Rocky slows his voice down to a Darth Vader drawl for his hooks, to the point where it is barely recognizable as human. It’s the perfect counterbalance to Take Care. Rocky’s music hands you a bottle of lean, pulls a blunt from the sleeve of its Rick Owens jacket, gets you faded, invincible, and young. Drake’s cuts the haze; even his more drug-addled lyrics are paired with acoustically clean tracks, a contrast made only more noticeable by Rocky’s heavy-handed use of sonic-warping effects. They are two sides of the same coin. Take Care is a harsh antidote to A$AP and Novacane’s hazy drugs—it’s the slippery connections and the untenable relationships made real.

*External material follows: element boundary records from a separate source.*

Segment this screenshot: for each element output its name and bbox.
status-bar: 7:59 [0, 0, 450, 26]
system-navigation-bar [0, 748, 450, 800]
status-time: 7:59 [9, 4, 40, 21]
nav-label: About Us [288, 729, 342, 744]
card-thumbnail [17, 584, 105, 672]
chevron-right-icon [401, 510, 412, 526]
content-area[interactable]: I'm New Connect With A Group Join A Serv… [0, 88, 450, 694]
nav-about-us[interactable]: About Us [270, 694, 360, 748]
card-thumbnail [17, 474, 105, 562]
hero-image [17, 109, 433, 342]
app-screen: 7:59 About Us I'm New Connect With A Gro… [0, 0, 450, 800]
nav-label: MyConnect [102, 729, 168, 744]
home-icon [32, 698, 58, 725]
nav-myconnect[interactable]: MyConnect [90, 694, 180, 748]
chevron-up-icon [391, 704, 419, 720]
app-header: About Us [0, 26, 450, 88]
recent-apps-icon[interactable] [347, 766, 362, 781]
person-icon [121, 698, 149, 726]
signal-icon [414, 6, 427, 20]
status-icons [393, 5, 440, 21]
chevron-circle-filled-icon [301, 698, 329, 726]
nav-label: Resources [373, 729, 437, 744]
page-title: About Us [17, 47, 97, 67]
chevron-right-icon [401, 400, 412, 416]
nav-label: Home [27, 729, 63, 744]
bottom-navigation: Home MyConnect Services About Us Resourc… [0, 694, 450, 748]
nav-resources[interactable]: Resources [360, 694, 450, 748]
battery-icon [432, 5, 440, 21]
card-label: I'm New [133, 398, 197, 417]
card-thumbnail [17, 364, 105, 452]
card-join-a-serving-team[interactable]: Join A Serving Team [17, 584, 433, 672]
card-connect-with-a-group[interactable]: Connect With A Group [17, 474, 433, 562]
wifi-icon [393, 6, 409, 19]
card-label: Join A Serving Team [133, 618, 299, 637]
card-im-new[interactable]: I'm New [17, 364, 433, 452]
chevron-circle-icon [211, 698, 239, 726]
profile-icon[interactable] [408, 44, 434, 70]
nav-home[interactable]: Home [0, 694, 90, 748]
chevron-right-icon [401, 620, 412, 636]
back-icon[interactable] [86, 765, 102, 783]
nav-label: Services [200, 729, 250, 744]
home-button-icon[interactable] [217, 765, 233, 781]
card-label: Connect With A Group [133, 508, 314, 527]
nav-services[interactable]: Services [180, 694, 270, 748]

Take Care explains the joke, reveals the magic trick, flips the lights on at the end of the party after everyone has gone home and takes a good look at the floor.
Hsu wonders openly why Drake is sad, a question he doesn’t fully resolve before the end of the review. But Hsu teaches at a college; does he really not see Drake’s themes echoing like one of Shebib’s reverbs on the faces of his students? Take Care is millennial hookup culture, in all its beautiful, dark, twisted complexity, relationships chopped and screwed with an H-town lean, sung in a half-whisper right into our ears.

























damn what a brilliant, insightful, thorough review….amazing work Aditya! Pleas keep it coming for all of us…
Such a thoughtful piece. I went through a really messy breakup just after new years 2011 and Adele was the most painful thing for me to listen to. Drake’s newest album brings up those feelings but in a much more positive way. Drake sadness doesn’t bring despair but comfort.